Absolument. La new wave en tant que genre musical axé sur l’innovation, est bien une réaction au chaos du punk et à l’ennui du rock progressif ou de la pop formatée. Pour moi la new wave est une forme plus électronique et expérimentale issue du post-punk qui, dans sa partie la plus électronique, a conduit à un changement de format musical du mainstream des années 1980. La new wave a apporté une nouvelle esthétique, autant dans l’instrumentation musicale, que dans le performatif, la mode, le visuel, les fringues, c’est un mouvement à part entière qui s’est scindé en de multiples ramifications, toutes aussi pertinentes les unes que les autres. J’englobe dans le mouvement new wave initial des genres comme la cold wave, la batcave, le rock gothique, l’EBM, le new beat ou les trucs plus heavenly voices. C’est un mouvement d’une telle richesse…
Je devais avoir treize ou quatorze ans quand j’ai acheté mes premiers 45 tours de groupes new wave au tout début des années 1980. Je faisais des tas de copies de cassettes pour mes copines de lycée, les filles adoraient qu’on leur fasse de belles compilations cassettes au design soigné (rire). Au lycée, dès ma première en cursus de Lettres et Arts Plastiques, je devais être l’un des seuls mâles de la classe, une position enviée à une époque de l’existence où l’on découvre le sexe et la séduction. De ce fait, avant mes dix-huit ans, je n’avais que des fréquentations féminines, et mon goût pour la musique est à mettre en parallèle au plaisir des belles choses que je partageais avec mes copines d’adolescence. La new wave c’est un truc d’esthètes, les camarades masculins de mon lycée dans les années 1983-1986 étaient pour la plupart fans de hard rock ou de U2, et ils ne pouvaient pas comprendre nos looks et les trucs électroniques que nous écoutions, ils nous prenaient pour des homos.

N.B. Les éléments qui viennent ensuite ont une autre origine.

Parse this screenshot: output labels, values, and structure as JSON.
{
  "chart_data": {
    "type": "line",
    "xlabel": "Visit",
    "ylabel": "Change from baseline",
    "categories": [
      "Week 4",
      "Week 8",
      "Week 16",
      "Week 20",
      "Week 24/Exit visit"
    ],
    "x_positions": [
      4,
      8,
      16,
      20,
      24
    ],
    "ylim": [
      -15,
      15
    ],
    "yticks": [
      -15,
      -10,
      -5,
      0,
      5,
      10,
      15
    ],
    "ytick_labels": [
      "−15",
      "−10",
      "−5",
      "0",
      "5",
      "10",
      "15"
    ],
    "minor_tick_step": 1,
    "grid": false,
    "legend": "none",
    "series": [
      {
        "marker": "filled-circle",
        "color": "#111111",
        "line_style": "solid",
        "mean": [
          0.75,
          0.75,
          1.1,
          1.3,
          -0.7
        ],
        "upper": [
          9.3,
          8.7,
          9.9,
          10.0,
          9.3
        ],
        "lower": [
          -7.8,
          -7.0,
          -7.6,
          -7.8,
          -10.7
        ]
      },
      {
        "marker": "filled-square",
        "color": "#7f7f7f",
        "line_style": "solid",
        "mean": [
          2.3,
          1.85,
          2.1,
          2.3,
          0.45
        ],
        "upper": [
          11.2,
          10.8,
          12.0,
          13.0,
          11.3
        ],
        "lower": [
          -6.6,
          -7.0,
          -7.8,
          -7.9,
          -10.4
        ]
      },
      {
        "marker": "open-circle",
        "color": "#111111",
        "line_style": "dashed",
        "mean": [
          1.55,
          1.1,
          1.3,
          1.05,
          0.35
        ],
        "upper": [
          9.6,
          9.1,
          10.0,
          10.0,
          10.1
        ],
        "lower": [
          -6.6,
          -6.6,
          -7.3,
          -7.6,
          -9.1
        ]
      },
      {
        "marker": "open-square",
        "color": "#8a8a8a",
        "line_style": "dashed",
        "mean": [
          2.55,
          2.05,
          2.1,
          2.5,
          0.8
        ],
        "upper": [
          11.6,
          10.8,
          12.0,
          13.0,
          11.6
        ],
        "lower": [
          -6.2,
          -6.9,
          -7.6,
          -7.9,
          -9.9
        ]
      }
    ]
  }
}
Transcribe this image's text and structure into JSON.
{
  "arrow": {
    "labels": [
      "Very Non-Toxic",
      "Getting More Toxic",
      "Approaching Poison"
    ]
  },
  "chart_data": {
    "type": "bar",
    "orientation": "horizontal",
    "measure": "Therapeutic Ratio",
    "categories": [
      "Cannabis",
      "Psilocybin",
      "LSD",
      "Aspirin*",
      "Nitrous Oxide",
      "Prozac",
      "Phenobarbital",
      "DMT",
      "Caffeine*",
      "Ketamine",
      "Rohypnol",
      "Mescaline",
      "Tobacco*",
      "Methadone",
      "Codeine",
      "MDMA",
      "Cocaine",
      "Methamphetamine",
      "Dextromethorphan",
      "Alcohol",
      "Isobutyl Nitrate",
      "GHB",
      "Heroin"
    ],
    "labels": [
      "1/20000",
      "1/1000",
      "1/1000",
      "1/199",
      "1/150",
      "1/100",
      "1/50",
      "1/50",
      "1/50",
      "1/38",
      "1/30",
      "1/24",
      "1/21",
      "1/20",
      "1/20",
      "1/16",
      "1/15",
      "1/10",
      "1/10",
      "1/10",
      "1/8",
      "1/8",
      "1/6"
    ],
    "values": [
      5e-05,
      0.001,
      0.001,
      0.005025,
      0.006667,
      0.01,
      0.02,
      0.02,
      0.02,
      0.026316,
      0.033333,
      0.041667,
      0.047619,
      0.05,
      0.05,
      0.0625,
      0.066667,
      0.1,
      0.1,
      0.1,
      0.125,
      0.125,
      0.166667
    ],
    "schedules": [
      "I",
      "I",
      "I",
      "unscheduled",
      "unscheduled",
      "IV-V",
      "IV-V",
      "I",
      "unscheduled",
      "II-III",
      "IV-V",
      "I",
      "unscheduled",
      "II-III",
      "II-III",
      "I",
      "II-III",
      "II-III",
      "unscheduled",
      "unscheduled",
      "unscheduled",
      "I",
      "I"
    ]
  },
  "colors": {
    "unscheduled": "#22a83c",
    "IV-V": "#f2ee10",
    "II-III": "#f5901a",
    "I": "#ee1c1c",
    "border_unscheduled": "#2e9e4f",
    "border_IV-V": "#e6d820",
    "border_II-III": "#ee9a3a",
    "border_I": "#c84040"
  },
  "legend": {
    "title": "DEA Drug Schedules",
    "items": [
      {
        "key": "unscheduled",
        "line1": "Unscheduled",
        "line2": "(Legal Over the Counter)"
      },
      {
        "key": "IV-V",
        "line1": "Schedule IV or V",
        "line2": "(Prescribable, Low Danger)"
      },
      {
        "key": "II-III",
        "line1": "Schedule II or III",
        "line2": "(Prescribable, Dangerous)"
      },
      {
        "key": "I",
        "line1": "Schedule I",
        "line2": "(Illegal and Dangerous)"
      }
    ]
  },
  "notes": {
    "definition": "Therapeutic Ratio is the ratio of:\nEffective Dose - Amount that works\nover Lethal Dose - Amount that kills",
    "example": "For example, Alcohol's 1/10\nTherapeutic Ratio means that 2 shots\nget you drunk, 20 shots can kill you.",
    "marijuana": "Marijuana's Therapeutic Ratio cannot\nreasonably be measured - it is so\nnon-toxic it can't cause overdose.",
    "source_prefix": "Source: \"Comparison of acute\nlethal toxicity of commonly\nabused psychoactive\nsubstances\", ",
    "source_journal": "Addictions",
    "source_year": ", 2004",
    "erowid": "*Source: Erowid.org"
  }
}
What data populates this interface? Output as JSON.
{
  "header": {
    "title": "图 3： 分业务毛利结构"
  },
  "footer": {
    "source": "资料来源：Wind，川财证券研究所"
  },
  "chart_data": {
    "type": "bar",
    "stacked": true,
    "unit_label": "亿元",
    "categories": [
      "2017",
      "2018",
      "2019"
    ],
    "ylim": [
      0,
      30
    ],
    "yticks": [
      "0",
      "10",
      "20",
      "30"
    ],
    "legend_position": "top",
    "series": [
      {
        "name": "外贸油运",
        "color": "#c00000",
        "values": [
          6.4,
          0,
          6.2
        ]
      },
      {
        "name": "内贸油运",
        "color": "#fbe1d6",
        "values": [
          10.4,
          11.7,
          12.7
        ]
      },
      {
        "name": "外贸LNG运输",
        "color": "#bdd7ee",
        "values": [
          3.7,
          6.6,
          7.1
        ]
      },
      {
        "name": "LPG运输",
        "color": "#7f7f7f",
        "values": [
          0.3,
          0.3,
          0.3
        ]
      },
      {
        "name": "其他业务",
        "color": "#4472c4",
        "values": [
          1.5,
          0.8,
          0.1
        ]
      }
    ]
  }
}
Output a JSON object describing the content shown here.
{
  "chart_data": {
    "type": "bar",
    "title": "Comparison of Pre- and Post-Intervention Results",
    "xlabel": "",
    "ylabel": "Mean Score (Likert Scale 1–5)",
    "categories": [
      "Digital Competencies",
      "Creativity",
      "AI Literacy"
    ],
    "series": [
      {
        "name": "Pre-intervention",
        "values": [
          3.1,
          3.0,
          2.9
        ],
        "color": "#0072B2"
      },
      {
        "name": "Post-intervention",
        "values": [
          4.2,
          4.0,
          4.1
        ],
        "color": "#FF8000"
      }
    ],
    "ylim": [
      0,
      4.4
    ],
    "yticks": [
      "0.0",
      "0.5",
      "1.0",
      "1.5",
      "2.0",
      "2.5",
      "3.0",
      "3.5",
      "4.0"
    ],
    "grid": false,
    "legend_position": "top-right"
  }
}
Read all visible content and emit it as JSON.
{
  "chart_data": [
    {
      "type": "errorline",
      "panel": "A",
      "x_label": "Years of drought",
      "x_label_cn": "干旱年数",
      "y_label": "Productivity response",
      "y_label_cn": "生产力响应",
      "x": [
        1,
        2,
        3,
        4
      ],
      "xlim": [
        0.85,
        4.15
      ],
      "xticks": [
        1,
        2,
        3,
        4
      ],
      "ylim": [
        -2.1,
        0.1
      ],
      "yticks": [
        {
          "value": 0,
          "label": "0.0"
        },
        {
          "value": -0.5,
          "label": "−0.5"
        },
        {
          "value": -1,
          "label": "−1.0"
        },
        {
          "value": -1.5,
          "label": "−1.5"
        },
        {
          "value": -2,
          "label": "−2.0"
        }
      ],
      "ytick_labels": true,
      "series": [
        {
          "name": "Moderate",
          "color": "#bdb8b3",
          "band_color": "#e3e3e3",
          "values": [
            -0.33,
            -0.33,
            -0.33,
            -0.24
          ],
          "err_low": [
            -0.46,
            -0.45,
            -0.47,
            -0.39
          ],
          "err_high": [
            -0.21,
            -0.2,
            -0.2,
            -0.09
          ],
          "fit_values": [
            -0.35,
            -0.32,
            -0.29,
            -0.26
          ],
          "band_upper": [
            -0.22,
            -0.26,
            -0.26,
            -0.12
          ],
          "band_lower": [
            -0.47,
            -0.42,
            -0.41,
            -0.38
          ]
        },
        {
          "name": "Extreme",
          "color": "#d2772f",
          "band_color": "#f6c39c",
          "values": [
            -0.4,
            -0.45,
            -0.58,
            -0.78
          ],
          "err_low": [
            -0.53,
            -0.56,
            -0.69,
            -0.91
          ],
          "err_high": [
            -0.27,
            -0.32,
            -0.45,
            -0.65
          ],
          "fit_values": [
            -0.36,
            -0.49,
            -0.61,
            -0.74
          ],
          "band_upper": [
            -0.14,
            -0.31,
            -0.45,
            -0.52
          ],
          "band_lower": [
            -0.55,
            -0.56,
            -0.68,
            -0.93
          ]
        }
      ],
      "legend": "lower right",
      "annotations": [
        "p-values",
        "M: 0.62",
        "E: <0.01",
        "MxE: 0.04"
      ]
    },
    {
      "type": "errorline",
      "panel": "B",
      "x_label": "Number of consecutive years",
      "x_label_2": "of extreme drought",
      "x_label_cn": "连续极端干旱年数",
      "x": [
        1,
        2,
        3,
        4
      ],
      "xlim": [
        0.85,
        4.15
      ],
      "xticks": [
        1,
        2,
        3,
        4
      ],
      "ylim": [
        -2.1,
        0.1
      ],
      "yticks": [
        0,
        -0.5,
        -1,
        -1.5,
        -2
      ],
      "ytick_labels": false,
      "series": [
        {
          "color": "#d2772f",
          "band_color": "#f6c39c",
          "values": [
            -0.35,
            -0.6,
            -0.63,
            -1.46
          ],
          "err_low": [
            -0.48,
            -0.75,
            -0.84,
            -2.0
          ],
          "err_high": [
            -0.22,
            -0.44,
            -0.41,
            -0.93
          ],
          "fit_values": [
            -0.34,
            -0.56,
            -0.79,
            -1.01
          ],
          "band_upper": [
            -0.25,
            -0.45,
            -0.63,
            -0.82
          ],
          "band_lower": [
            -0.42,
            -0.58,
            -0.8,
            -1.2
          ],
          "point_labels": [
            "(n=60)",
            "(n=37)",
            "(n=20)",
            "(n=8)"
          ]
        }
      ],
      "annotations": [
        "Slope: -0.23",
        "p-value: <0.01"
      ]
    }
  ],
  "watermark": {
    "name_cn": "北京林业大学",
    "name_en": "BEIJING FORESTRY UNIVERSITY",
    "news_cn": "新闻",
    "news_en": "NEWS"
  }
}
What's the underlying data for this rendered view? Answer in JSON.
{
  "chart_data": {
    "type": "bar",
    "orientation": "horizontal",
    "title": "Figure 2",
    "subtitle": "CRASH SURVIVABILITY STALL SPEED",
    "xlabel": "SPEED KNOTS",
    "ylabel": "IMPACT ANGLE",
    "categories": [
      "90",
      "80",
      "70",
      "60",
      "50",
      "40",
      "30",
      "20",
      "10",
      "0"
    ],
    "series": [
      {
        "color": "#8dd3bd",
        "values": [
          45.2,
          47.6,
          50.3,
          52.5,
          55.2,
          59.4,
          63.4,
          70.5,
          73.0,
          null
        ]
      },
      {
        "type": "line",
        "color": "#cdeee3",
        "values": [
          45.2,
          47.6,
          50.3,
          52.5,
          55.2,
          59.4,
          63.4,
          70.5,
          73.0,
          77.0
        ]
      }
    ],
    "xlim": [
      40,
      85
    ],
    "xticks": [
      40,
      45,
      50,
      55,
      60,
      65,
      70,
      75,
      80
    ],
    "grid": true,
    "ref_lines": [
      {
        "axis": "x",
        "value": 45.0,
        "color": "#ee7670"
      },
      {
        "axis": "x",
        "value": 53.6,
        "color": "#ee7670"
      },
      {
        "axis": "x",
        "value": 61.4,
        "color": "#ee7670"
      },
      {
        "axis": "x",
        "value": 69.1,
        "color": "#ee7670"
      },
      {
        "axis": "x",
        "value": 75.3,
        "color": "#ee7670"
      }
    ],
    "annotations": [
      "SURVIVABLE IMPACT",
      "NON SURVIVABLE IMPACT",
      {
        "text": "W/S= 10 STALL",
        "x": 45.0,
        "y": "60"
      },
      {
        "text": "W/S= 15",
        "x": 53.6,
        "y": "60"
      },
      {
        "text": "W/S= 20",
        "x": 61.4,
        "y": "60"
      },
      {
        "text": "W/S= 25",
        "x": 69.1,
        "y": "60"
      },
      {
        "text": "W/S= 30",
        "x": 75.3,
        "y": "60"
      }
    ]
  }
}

Adolescent je faisais des petits boulots l’été pour me payer des vinyles, et très vite je me suis retrouvé avec une belle collection de singles, de maxis et de 33 tours, de tout ce qui se faisait de mieux dans le genre en imports anglais achetés à l’époque à Avignon. Durant cette décennie-là, je me suis construit un univers esthétique et musical très personnel, en allant à des tas de concerts (mon premier fut The Cure à Orange en août 1986), et surtout en mixant aux platines de La Guinguette Du Rock chaque fin de semaine devant un parterre de goths de la première heure, et de punks.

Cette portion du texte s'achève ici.